DHAKA – Thousands of employees and customers of Grameen Bank protested in Bangladesh on Saturday over the sacking of Nobel laureate Muhammad Yunus as head of the microfinance institution he pioneered. The 70-year-old economist was dismissed as managing director of Dhaka-based Grameen Bank by Bangladesh’s central bank last Wednesday in what his supporters said was the culmination of a vendetta against him. Grameen Bank workers and customers formed peaceful human chains across the country, police said, carrying banners calling on the government to stop its “harassment” of the 2006 Nobel Peace prize winner.
“We protested against the government’s attempt to oust Professor Yunus. We think his dismissal is politically motivated and part of a long campaign to humiliate him,” said Nurul Amin Khandaker, a Grameen Bank accountant. Supporters say Yunus’s troubles stem from 2007, when he floated the idea of forming a political party, earning the wrath of Prime Minister Sheikh Hasina, who has publicly disparaged his work. Khandaker, an organiser of the protest, estimated that around 20,000 of the bank’s work force and customers took part in Saturday’s protest.

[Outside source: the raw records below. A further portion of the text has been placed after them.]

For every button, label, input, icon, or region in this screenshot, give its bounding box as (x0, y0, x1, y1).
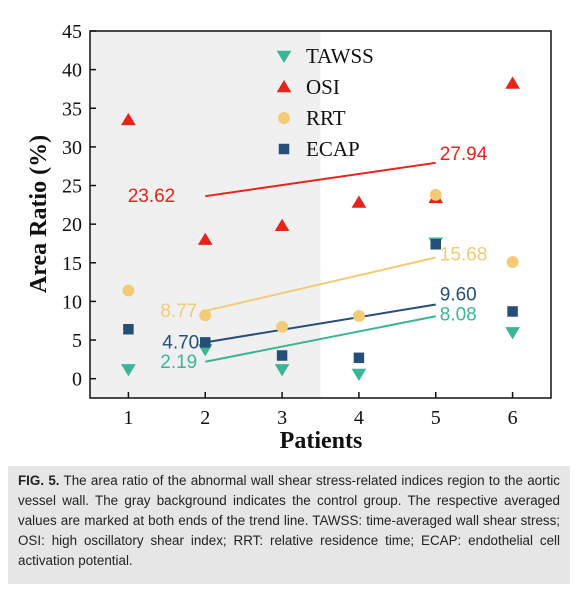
data-point-tawss (274, 364, 290, 377)
data-point-ecap (430, 238, 441, 250)
data-point-tawss (351, 368, 367, 382)
y-tick-label: 30 (62, 137, 82, 159)
trend-line-rrt (205, 256, 436, 312)
figure-caption: FIG. 5. The area ratio of the abnormal w… (8, 466, 570, 584)
data-point-rrt (352, 310, 365, 323)
x-tick-label: 3 (277, 407, 287, 429)
data-point-rrt (276, 320, 289, 333)
y-axis-label: Area Ratio (%) (26, 135, 52, 293)
legend-label-rrt: RRT (306, 106, 346, 130)
trend-end-label: 8.08 (440, 304, 477, 325)
trend-line-tawss (205, 315, 436, 363)
trend-end-label: 27.94 (440, 144, 488, 165)
trend-start-label: 23.62 (128, 186, 176, 207)
data-point-osi (351, 195, 367, 208)
data-point-rrt (506, 256, 519, 268)
data-point-osi (197, 232, 213, 245)
legend-label-osi: OSI (306, 75, 340, 99)
data-point-osi (121, 112, 136, 126)
trend-end-label: 15.68 (440, 245, 488, 266)
data-point-osi (505, 76, 520, 89)
legend-marker-ecap (278, 143, 290, 155)
y-tick-label: 10 (62, 291, 82, 313)
data-point-rrt (199, 309, 212, 322)
trend-start-label: 4.70 (162, 332, 199, 353)
legend-label-ecap: ECAP (306, 137, 360, 161)
data-point-tawss (505, 327, 520, 340)
x-axis-label: Patients (280, 428, 363, 454)
data-point-rrt (122, 284, 135, 297)
data-point-ecap (200, 337, 211, 348)
y-tick-label: 45 (62, 21, 82, 43)
trend-start-label: 2.19 (160, 352, 197, 373)
data-point-ecap (353, 352, 365, 364)
x-tick-label: 5 (431, 407, 441, 429)
y-tick-label: 15 (62, 253, 82, 275)
trend-line-ecap (205, 303, 436, 344)
data-point-ecap (123, 323, 134, 335)
data-point-osi (274, 218, 290, 231)
x-tick-label: 1 (123, 407, 133, 429)
y-tick-label: 25 (62, 176, 82, 198)
data-point-ecap (276, 350, 288, 361)
legend-marker-tawss (276, 50, 292, 63)
legend-marker-rrt (278, 112, 290, 124)
data-point-tawss (121, 364, 136, 377)
y-tick-label: 40 (62, 60, 82, 82)
trend-line-osi (205, 161, 436, 198)
x-tick-label: 6 (508, 407, 518, 429)
data-point-ecap (507, 306, 518, 317)
y-tick-label: 35 (62, 98, 82, 120)
x-tick-label: 2 (200, 407, 210, 429)
caption-figure-label: FIG. 5. (18, 473, 60, 488)
legend-label-tawss: TAWSS (306, 44, 374, 68)
y-tick-label: 5 (72, 330, 82, 352)
y-tick-label: 20 (62, 214, 82, 236)
legend-marker-osi (276, 80, 292, 93)
y-tick-label: 0 (72, 369, 82, 391)
x-tick-label: 4 (354, 407, 364, 429)
plot-frame (89, 30, 552, 399)
data-point-rrt (429, 188, 442, 201)
trend-end-label: 9.60 (440, 285, 477, 306)
trend-start-label: 8.77 (160, 301, 197, 322)
caption-text: The area ratio of the abnormal wall shea… (18, 473, 560, 568)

Police had no precise total for the demonstrators but said the number was in the thousands as protests were held in scores of cities and towns.
In the port city of Chittagong, “protesters, mostly officials and clients of the bank, formed a peaceful human chain by linking hands,” Inspector Ruhul Amin told AFP. The protests came as Bangladesh’s main opposition party called the dismissal of Yunus part of a “conspiracy to destroy the Grameen bank” and US Senator John Kerry, who heads the powerful US Senate foreign relations committee, added his voice to international concern over Yunus’s treatment.
Kerry said he hoped the government and the Nobel winner could reach a “compromise” on the issue. “I am deeply concerned by efforts to remove Muhammad Yunus as managing director of the Grameen Bank,” Kerry said in a statement.